Harsh on Sven! I can't see any circumstance where he's worse than McLaren, and subscribe to the view that he got every ounce out of his players in the end, but that they weren't quite good enough.

He was also a bit unlucky, with two Sol Campbell headers being disallowed in important games. In Euro 2004 we were absolutely on fire until Rooney got injured. Other than that I don't know what we can really complain about with Sven.

Keegan was well out of his depth and has no business being above Sven either, surely? Rememeber who took over from whom? We were in total disarray after Keegan's reign, and Sven corrected that in short order.

Taylor had some strange ideas too, but probably deserves to be above McLaren. He never really had much use of Shearer and was absolutely jobbed in 'that game' against Holland.

Hoddle did alright.

Don Revie did the job for a very short period of time then ran off in search of greater riches.

All the managers here just happen to be our last few don't they (except for Venables, who had the fortune of having a tournament in our own country in which to gain a shiny aura). Venables actually drew as many games as he won as manager, and Euro 96 was hardly a success. We were rubbish against Switzerland, and against Scotland until Gary McAllister missed that penalty. Then it came good against Holland, but we were dodgy and lucky again against Spain, then lost (in thrilling fashion) against Germany.

I think a big issue is that in olden days managers got a lot longer to get things straight. Bobby Robson is spared your wrath, presumably owing to a decent run in 86 and getting things back on track in 1990, but in these days he'd never have survived Euro 88. Then he'd just be another manager who failed to get us past the quarter finals in a world cup (86) and who didn't do the job when he was meant to after that (we were awful in the 88 tournament).

Ron Greenwood is probably above reproach because he did halfokay in '82 and - if I have my facts straight - never really wanted the job, but only stayed at it as a favour, but he didn't exactly set the world on fire did he? I don't think we qualified for Euro '80 or '84. Again, fast forward to the present and this would've been enough to cost him his job (I'm not certain he was in charge in '80, but I think he was).

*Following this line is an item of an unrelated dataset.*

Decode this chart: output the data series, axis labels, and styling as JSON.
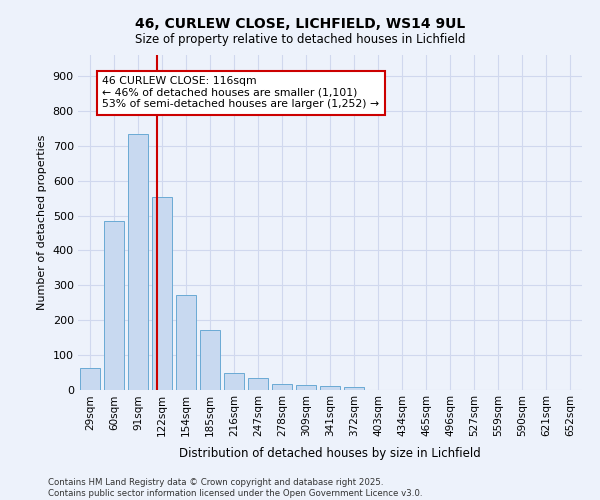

So this is a bit of a minefield really. I've got a couple of books on the subject at home that have a similar list, will see what they say when I get back. Always a good subject though!


Chopper said...

Actually I really disliked Greenwood at the time but decided against including him because of his qualification record. Couldn't vote for Robson now, the man's a Fulham legend. I think Sven deserve's his place for wasting the talent he had available. Keegan beat's him due to his passion for the country and knowing when it was time to quit. I've probably not made it clear before but these are not supposed to be definitive top 5's, I don't expect everyone to agree with them. They're my top 5's and as such can never be wrong ;-). Cheers for checking by though Rich.

Anonymous said...

he he, fair enough.

I noticed you've just read a Jim Thompson book. I haven't read that one but am a big fan. Creepy stuff, no?

Chopper said...

Jim Thompson is an incredible writer love nearly everything I've read. The two omnibuses that Picador published have all his best work in - truly searing crime fiction. His stuff's pretty hard to come by though, that book I just read I got of ebay with another 3 books.

Anonymous said...

He and Patricia Highsmith (Ripley,etc) are about the best I know of at doing 'guilty suspense'. I've a biography of him to read at some point too, but it's been on the shelves for a while. I'll get there in the end.

Chopper said...

I've not heard of Highsmith at all. Will have to check her out. Have read some Tim Willocks who is hugely influenced by Thompson but also writes some good stuff.

Anonymous said...

as in The Talented Mr Ripley. She wrote that and others. All her books are pretty much the same, but there's such an impending doom vibe about them it's just frightening to read.

Chopper said...

Ah. Nice one. I'll try and check her out. Just read the Wikipedia biog on her and looks quite interesting. Cheers.